The mention of the old railway station (Ernakulam Railway Goods station) brings some vivid memories to 84-year-old Ravi Achan, former Ranji player and member of the royal family of erstwhile Kochi kingdom.
As the train schedules were not well defined in those days, the royals of Kochi would go to the building and wait for the trains, recalled Mr. Achan. There were two spacious halls with large chairs, tables, deewans, and other facilities. A helper named Sreedharan Nair would also be around to attend to the royal travellers. According to Mr. Achan, Mr. Nair, who used to wear a white uniform with brass buttons, was employed by the Railways. No food was served there, as far as Mr. Achan could recall.
Along with his father, he used to take the train from the old railway station to the palace at Chowara, known as the summer palace of the Kochi kings.
Different areas of Ernakulam were not referred to as being in the south or north of the town, he said. It was the two railway stations, constructed later on, that brought about the north-south nomenclature, he said.
P. Rajagopalachari, the Diwan of Kochi, was asked by the then King Rama Varma (better known as ‘the king who abdicated') to execute the construction of the railway station, said Mr.
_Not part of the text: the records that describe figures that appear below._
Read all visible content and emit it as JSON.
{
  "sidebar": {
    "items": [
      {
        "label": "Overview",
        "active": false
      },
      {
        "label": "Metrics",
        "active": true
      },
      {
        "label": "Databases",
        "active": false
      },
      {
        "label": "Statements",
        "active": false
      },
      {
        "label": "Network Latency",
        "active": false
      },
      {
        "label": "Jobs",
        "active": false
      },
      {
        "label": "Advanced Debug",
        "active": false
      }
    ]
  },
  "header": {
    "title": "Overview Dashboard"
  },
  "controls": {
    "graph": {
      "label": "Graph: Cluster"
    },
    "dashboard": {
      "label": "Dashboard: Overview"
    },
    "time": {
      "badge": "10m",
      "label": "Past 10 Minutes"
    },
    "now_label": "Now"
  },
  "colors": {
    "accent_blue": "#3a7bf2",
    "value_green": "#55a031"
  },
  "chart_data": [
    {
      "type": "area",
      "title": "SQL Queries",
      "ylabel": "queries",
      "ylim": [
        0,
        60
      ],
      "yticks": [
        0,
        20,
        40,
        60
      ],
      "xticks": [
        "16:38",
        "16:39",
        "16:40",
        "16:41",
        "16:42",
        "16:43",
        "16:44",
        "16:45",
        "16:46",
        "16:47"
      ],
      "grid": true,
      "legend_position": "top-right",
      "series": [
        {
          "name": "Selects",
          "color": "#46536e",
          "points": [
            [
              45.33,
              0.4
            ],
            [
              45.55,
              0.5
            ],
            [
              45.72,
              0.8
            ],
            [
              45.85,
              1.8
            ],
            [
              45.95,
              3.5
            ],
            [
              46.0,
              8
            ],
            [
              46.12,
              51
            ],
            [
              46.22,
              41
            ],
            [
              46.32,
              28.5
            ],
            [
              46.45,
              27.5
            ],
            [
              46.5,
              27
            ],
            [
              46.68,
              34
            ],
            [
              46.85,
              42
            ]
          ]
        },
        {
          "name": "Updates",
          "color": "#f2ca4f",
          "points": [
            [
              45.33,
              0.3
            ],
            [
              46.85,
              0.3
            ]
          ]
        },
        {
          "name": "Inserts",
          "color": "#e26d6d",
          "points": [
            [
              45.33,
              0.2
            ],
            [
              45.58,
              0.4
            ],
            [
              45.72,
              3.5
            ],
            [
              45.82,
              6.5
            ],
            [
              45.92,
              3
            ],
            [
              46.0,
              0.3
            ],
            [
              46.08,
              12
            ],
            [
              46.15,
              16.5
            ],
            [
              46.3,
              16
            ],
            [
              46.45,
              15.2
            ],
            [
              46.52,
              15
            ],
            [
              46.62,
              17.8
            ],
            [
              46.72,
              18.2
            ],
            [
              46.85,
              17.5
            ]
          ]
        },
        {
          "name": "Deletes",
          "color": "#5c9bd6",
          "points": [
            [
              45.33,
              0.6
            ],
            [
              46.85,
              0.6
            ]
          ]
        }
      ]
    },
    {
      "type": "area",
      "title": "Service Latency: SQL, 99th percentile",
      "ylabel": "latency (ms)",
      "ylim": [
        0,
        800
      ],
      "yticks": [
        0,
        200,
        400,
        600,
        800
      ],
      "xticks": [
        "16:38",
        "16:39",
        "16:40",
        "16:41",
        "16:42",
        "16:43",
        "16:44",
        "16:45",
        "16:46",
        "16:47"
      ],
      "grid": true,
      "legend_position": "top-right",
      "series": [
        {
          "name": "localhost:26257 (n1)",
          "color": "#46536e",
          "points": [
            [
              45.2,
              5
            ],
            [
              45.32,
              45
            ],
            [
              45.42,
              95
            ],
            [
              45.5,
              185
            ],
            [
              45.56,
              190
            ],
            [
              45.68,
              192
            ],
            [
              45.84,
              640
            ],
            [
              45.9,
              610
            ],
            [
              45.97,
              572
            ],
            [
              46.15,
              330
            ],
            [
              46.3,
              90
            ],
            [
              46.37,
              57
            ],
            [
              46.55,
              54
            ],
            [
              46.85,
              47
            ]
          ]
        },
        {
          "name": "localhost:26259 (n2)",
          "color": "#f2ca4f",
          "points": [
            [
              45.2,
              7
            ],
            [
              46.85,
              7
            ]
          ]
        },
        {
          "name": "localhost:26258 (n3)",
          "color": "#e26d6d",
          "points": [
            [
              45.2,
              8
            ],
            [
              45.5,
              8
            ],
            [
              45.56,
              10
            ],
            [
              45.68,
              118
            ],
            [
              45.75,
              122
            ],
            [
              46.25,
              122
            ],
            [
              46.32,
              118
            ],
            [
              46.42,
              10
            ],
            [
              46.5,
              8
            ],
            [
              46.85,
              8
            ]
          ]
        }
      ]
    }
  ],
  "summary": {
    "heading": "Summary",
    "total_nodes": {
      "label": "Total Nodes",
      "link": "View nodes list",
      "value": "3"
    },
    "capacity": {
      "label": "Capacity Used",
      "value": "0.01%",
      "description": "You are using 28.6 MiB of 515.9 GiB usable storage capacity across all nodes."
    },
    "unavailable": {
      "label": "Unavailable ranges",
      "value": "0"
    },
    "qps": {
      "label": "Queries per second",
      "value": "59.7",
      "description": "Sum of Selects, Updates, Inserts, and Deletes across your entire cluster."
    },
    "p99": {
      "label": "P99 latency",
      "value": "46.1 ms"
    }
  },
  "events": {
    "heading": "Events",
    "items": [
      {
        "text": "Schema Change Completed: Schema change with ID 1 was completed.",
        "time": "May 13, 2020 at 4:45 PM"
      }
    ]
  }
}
Achan. “I remember a chapter that we studied in our primary (class) on the railway's association with the Diwan of Kochi,” he said.
It is said that the king sourced the funds for constructing the old railway station building by selling 14 out of the 15 gold caparisons that used to adorn the elephants during the festival of Sree Poornathrayeesa temple.
Raman Namboodiri, who retired as archaeologist from the State Department of Archaeology, said he had heard about chandeliers that added beauty to the hall. “I had once mentioned to the director (archaeology) about this railway station, but it was never taken up as a project,” said Mr. Namboodiri, who is married to a member of the royal family. Elamana Hari, who was the tahsildar of the area from 1971 to 77, said that though he had visited the building during his college days, it had fallen into disuse by then and was hardly used.
The then Diwan oversaw the construction of the railway station.